Precious Goodson’s husband was wounded while serving in Afghanistan. Not all his injuries were visible or even known to her. While caring for him, as his suffering continued, she wondered, “What is going on? I was scared, horrified, angry.” In the film, her voice breaks with the strain. “It was just bad.”

Former U.S. Army parachute rigger Laura Nickel and her veteran husband were stuck “in an emotional concentration camp” after their service. When she married, she had not considered that she would be setting her own priorities aside to become his long-term caregiver, but that’s the reality that she faced.

Betty says, “Fortunately there are many services out there to help the veterans. Though Korean War and Vietnam War veterans were neglected, not all veterans have been. They’re certainly not neglected now. The group that has been neglected is the spouses.”

The women of I Married the War speak first hand to persevering. Their stories of personal courage are no less moving than those we’ve seen in other military films: Denton Adkinson’s 2012 In Their Own Words: The Tuskegee Airmen, or Ken Burns’ 2017 The Vietnam War, or the Rodgers’ first award-winning documentary, the 2014 BRAVO! Common Men, Uncommon Valor.

(Link: Watch BRAVO! Common Men, Uncommon Valor.)

When the filmmakers first toured BRAVO! Betty says, “People in small towns all around the country came forward to say it was their story, too. They’d been suffering the aftereffects of war, often without help from others.”

Speaking up after long years of isolation isn’t easy, and some spouses of veterans declined to be interviewed. Betty and Ken did their best to put their subjects at ease, traveling around the country to speak to them in their own homes.

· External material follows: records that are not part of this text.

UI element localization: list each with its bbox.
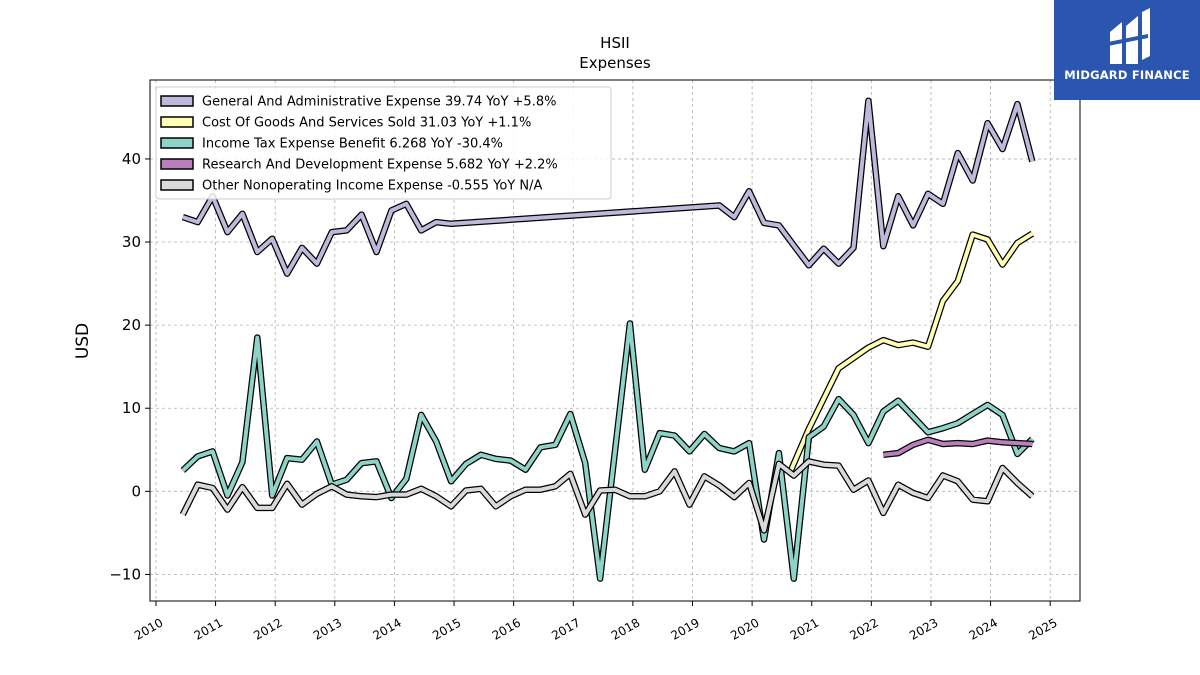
y-tick-label: 10 xyxy=(122,399,141,417)
x-tick-label: 2020 xyxy=(728,615,761,642)
y-axis-label: USD xyxy=(73,323,93,359)
x-tick-label: 2014 xyxy=(370,615,403,642)
series-stroke xyxy=(181,321,1034,581)
series-stroke xyxy=(182,98,1035,276)
y-tick-label: 0 xyxy=(131,482,141,500)
x-tick-label: 2018 xyxy=(609,615,642,642)
series-line xyxy=(181,97,1036,277)
legend-swatch xyxy=(160,116,194,128)
series-line xyxy=(180,320,1035,582)
series-stroke xyxy=(883,437,1033,457)
x-tick-label: 2025 xyxy=(1026,615,1059,642)
x-tick-label: 2024 xyxy=(967,615,1000,642)
y-tick-label: 20 xyxy=(122,316,141,334)
legend-label: General And Administrative Expense 39.74… xyxy=(202,95,556,110)
x-tick-label: 2021 xyxy=(788,615,821,642)
x-tick-label: 2015 xyxy=(430,615,463,642)
series-lines xyxy=(179,97,1036,582)
x-tick-label: 2011 xyxy=(192,615,225,642)
y-tick-label: 40 xyxy=(122,150,141,168)
series-stroke xyxy=(181,459,1034,533)
chart-subtitle: Expenses xyxy=(579,54,651,72)
y-tick-label: 30 xyxy=(122,233,141,251)
legend-label: Income Tax Expense Benefit 6.268 YoY -30… xyxy=(202,137,503,152)
chart-title: HSII xyxy=(600,34,630,52)
legend-swatch xyxy=(160,179,194,191)
x-tick-label: 2017 xyxy=(549,615,582,642)
x-tick-label: 2016 xyxy=(490,615,523,642)
x-tick-label: 2023 xyxy=(907,615,940,642)
series-line xyxy=(179,458,1035,534)
brand-logo: MIDGARD FINANCE xyxy=(1054,0,1200,100)
legend-label: Research And Development Expense 5.682 Y… xyxy=(202,158,558,173)
brand-name: MIDGARD FINANCE xyxy=(1064,68,1190,82)
series-outline xyxy=(787,230,1035,472)
x-tick-label: 2022 xyxy=(847,615,880,642)
series-line xyxy=(787,230,1035,472)
x-tick-label: 2012 xyxy=(251,615,284,642)
legend-label: Cost Of Goods And Services Sold 31.03 Yo… xyxy=(202,116,531,131)
x-tick-label: 2010 xyxy=(132,615,165,642)
legend-label: Other Nonoperating Income Expense -0.555… xyxy=(202,179,542,194)
plot-frame xyxy=(149,79,1081,602)
legend-swatch xyxy=(160,95,194,107)
series-stroke xyxy=(789,231,1034,472)
brand-mark-icon xyxy=(1108,8,1150,64)
y-tick-label: −10 xyxy=(109,565,141,583)
series-line xyxy=(882,436,1033,459)
legend-swatch xyxy=(160,137,194,149)
x-tick-label: 2013 xyxy=(311,615,344,642)
x-tick-label: 2019 xyxy=(669,615,702,642)
legend-box xyxy=(155,86,612,200)
legend: General And Administrative Expense 39.74… xyxy=(155,86,612,200)
legend-swatch xyxy=(160,158,194,170)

“The veterans themselves were not present during the interviews,” Betty says. “We wanted the spouses to feel as free to speak as possible.”

And how did the combat veterans react? Betty remembers one of the husbands who spoke up about it. “He said, ‘It’s time the women had a voice. They’re survivors, too.’”

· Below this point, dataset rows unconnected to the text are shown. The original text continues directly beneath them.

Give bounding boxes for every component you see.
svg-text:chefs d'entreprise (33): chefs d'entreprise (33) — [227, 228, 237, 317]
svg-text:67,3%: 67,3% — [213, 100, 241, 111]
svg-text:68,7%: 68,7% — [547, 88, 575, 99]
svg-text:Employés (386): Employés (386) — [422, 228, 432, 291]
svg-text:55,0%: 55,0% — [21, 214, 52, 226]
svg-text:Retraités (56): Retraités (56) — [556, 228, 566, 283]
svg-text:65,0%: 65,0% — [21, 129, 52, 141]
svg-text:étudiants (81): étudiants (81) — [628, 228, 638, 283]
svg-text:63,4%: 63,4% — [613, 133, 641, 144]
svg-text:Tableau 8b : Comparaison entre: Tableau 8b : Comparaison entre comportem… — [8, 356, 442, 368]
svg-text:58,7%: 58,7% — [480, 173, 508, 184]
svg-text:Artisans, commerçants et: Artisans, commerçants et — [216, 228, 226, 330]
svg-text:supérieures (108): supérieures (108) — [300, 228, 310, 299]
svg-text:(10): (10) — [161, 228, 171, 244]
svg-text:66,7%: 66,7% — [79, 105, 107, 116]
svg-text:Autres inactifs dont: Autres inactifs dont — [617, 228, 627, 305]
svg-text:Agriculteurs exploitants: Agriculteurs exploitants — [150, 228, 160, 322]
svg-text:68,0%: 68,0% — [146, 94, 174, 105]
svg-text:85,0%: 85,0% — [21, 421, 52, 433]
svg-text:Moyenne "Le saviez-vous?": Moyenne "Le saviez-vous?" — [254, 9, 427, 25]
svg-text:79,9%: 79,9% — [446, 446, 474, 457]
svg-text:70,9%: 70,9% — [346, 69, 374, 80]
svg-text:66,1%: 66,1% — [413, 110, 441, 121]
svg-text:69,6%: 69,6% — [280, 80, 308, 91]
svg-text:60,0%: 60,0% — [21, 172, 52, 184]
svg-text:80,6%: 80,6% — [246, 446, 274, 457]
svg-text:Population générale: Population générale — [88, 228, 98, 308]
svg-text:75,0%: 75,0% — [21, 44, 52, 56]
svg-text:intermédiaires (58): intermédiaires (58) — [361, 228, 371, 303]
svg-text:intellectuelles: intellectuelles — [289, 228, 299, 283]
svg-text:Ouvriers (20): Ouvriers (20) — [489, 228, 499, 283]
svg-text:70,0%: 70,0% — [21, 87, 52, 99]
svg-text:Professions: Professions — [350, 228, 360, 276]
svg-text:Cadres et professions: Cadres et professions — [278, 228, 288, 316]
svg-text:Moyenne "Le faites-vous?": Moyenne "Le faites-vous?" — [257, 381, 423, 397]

For his part, Ken is certain he would not have made it to this day without Betty’s commitment. “She saved my life,” he says. “My life.”


READ MORE OF MY WORK

My best-selling Reading Water: Lessons from the River and award-winning Junction, Utah, have been recently re-released. Find them and my latest, Swimming Grand Canyon and Other Poems (Finishing Line Press, 2021), at Bookshop.org and many other fine bookstores.

2 Comments

  1. Becca, thank you for this sensitive, perceptive, and beautifully written blog about this important and timely topic. We know your words will help reach and inform a caring audience, and will bring healing to many.

    • Betty, I replied to you by email but never here! I appreciate your comment, and I’m thrilled to share your work everywhere I go. Thank you for your work and commitment!